Prosecution for such an offence shall be initiated under one of two headings. Where, on summary conviction, an undertaking is found to be guilty it shall be liable to a fine not exceeding £1,500 or where the undertaking is an individual, a prison sentence not exceeding six months, plus the fine, or one or either of those punishments will be imposed. Such cases would be initiated in court by the Competition Authority. The second form of prosecution would constitute a conviction on indictment. On conviction on indictment a fine of £1 million or 10 per cent of the turnover of an undertaking, whichever is the greater, will be levied by the court. Where the undertaking is an individual provision is made for a fine, plus a prison term not exceeding two years, or either of those punishments. Such cases would be taken by the DPP on behalf of the State on foot of a file prepared by the Competition Authority. There is also provision for penalties for a continuing offence in regard to summary convictions where the undertaking shall be liable on conviction to a maximum fine of £1,500 per day for each day on which the offence is continued.
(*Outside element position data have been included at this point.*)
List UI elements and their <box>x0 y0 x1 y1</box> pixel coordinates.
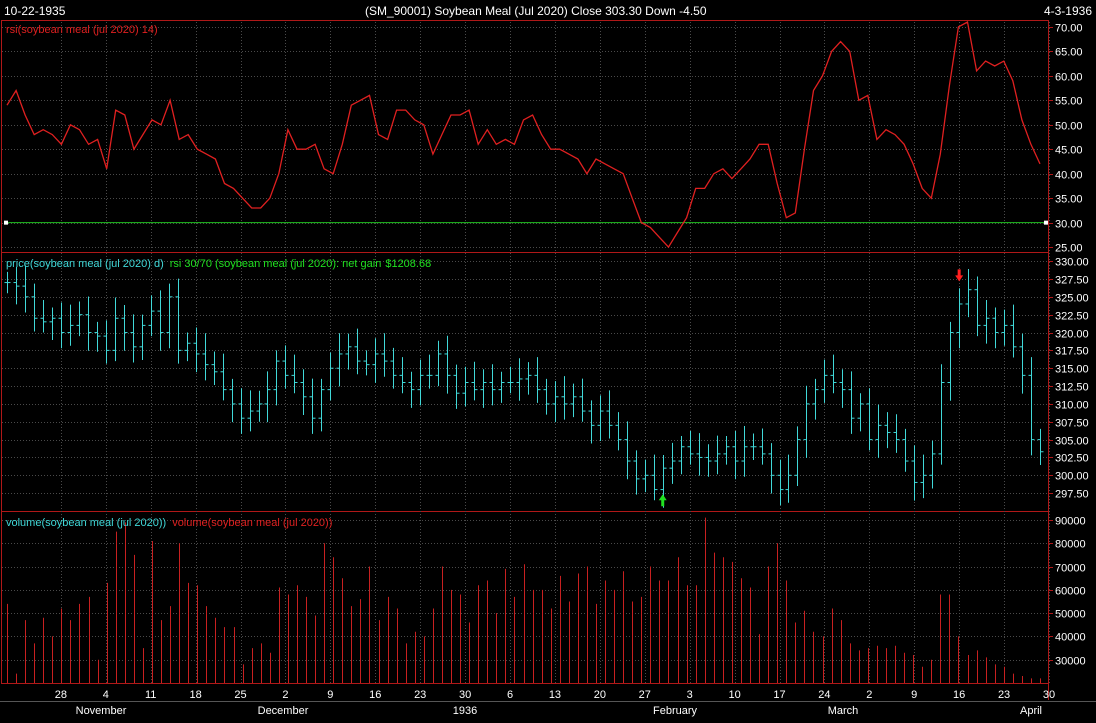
volume-y-tick-label: 30000 <box>1055 656 1086 668</box>
x-day-label: 10 <box>728 689 740 701</box>
x-day-label: 2 <box>866 689 872 701</box>
x-day-label: 6 <box>507 689 513 701</box>
price-panel-label: price(soybean meal (jul 2020) d) rsi 30/7… <box>6 258 431 270</box>
x-day-label: 30 <box>459 689 471 701</box>
x-day-label: 16 <box>369 689 381 701</box>
x-month-label: February <box>653 705 698 717</box>
price-y-tick-label: 302.50 <box>1055 453 1089 465</box>
rsi-y-tick-label: 30.00 <box>1055 219 1083 231</box>
threshold-handle-left <box>4 220 8 225</box>
price-y-tick-label: 317.50 <box>1055 346 1089 358</box>
x-day-label: 27 <box>639 689 651 701</box>
x-month-label: 1936 <box>453 705 477 717</box>
rsi-y-tick-label: 60.00 <box>1055 72 1083 84</box>
threshold-handle-right <box>1044 220 1048 225</box>
x-day-label: 13 <box>549 689 561 701</box>
rsi-y-tick-label: 70.00 <box>1055 23 1083 35</box>
x-day-label: 23 <box>414 689 426 701</box>
chart-background <box>0 0 1096 723</box>
x-day-label: 17 <box>773 689 785 701</box>
rsi-y-tick-label: 55.00 <box>1055 96 1083 108</box>
price-y-tick-label: 300.00 <box>1055 471 1089 483</box>
x-month-label: November <box>76 705 127 717</box>
price-y-tick-label: 307.50 <box>1055 418 1089 430</box>
chart-canvas: 10-22-1935 (SM_90001) Soybean Meal (Jul … <box>0 0 1096 723</box>
rsi-y-tick-label: 50.00 <box>1055 121 1083 133</box>
price-y-tick-label: 322.50 <box>1055 311 1089 323</box>
x-day-label: 28 <box>55 689 67 701</box>
volume-y-tick-label: 50000 <box>1055 609 1086 621</box>
volume-y-tick-label: 80000 <box>1055 539 1086 551</box>
volume-label-red: volume(soybean meal (jul 2020)) <box>172 517 332 529</box>
price-y-tick-label: 327.50 <box>1055 275 1089 287</box>
chart-title: (SM_90001) Soybean Meal (Jul 2020) Close… <box>365 4 707 18</box>
x-day-label: 3 <box>687 689 693 701</box>
x-day-label: 18 <box>190 689 202 701</box>
rsi-y-tick-label: 25.00 <box>1055 243 1083 255</box>
price-y-tick-label: 312.50 <box>1055 382 1089 394</box>
rsi-y-tick-label: 40.00 <box>1055 170 1083 182</box>
x-month-label: December <box>258 705 309 717</box>
x-day-label: 9 <box>327 689 333 701</box>
price-y-tick-label: 325.00 <box>1055 293 1089 305</box>
price-label: price(soybean meal (jul 2020) d) <box>6 258 164 270</box>
x-day-label: 9 <box>911 689 917 701</box>
price-y-tick-label: 320.00 <box>1055 329 1089 341</box>
price-y-tick-label: 330.00 <box>1055 257 1089 269</box>
x-month-label: April <box>1020 705 1042 717</box>
rsi-y-tick-label: 65.00 <box>1055 47 1083 59</box>
volume-y-tick-label: 40000 <box>1055 632 1086 644</box>
x-day-label: 25 <box>234 689 246 701</box>
volume-y-tick-label: 60000 <box>1055 586 1086 598</box>
x-day-label: 4 <box>103 689 109 701</box>
rsi-y-tick-label: 35.00 <box>1055 194 1083 206</box>
price-y-tick-label: 305.00 <box>1055 436 1089 448</box>
rsi-y-tick-label: 45.00 <box>1055 145 1083 157</box>
x-day-label: 11 <box>145 689 156 701</box>
net-gain-value: $1208.68 <box>385 258 431 270</box>
start-date: 10-22-1935 <box>4 4 66 18</box>
x-day-label: 23 <box>998 689 1010 701</box>
x-day-label: 24 <box>818 689 830 701</box>
volume-label-cyan: volume(soybean meal (jul 2020)) <box>6 517 166 529</box>
system-label: rsi 30/70 (soybean meal (jul 2020): net … <box>170 258 382 270</box>
volume-y-tick-label: 90000 <box>1055 516 1086 528</box>
x-day-label: 16 <box>953 689 965 701</box>
x-day-label: 30 <box>1043 689 1055 701</box>
price-y-tick-label: 315.00 <box>1055 364 1089 376</box>
end-date: 4-3-1936 <box>1044 4 1092 18</box>
price-y-tick-label: 310.00 <box>1055 400 1089 412</box>
price-y-tick-label: 297.50 <box>1055 489 1089 501</box>
volume-y-tick-label: 70000 <box>1055 563 1086 575</box>
rsi-panel-label: rsi(soybean meal (jul 2020) 14) <box>6 24 158 36</box>
x-month-label: March <box>828 705 859 717</box>
x-day-label: 2 <box>282 689 288 701</box>
x-day-label: 20 <box>594 689 606 701</box>
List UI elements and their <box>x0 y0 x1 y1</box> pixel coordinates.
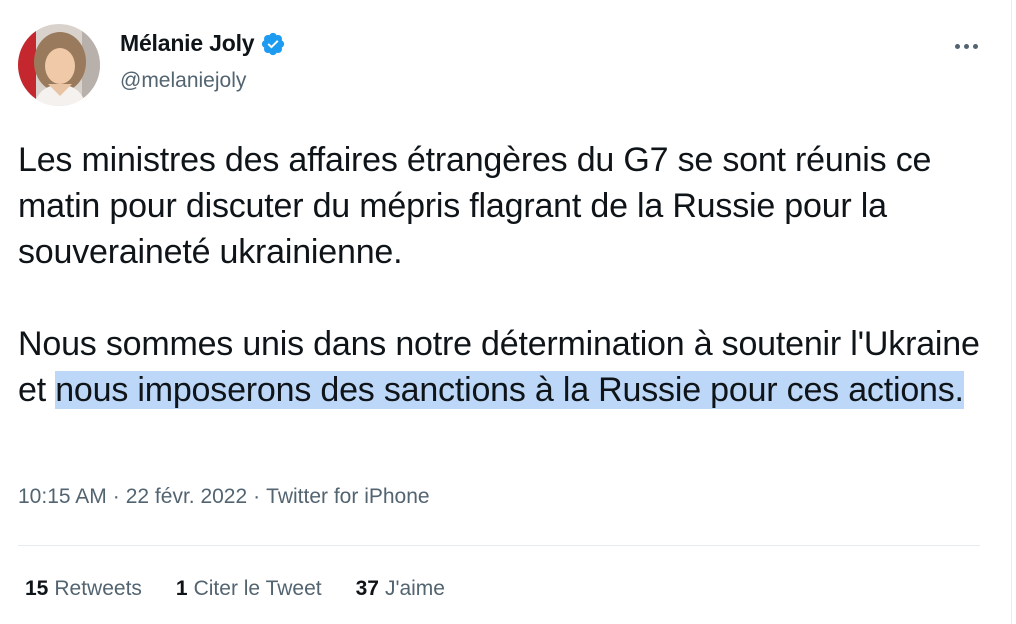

The 1991 Competition Act was a radical sea change from earlier legislation. It prohibits and voids anti-competitive action unless clearance is obtained by way of certificate or licence from the competition Authority. Actions in the civil courts provide for reliefs including damages or, for the abuse of a dominant position, exemplary damages.
This section now takes matters further by introducing the concept of criminal sanctions, stiff fines and imprisonment for such offences. The proposed fines are tough and are meant to be. The intention of this Bill is to introduce stiff fines and is in line with the Programme for Government. The proposed fines in other criminal sanctions, therefore, constitute a very strong deterrent in non-compliance with our competition legislation in addition to existing civil remedies. I recognise that a higher level of proof will be needed in criminal actions. Conviction on indictment must be obtained after a jury has been convinced beyond reasonable doubt that such an offence has taken place. It is acknowledged that proof beyond reasonable doubt will clearly be more onerous in comparison with establishing in a civil case on the balance of probability that an offence has taken place.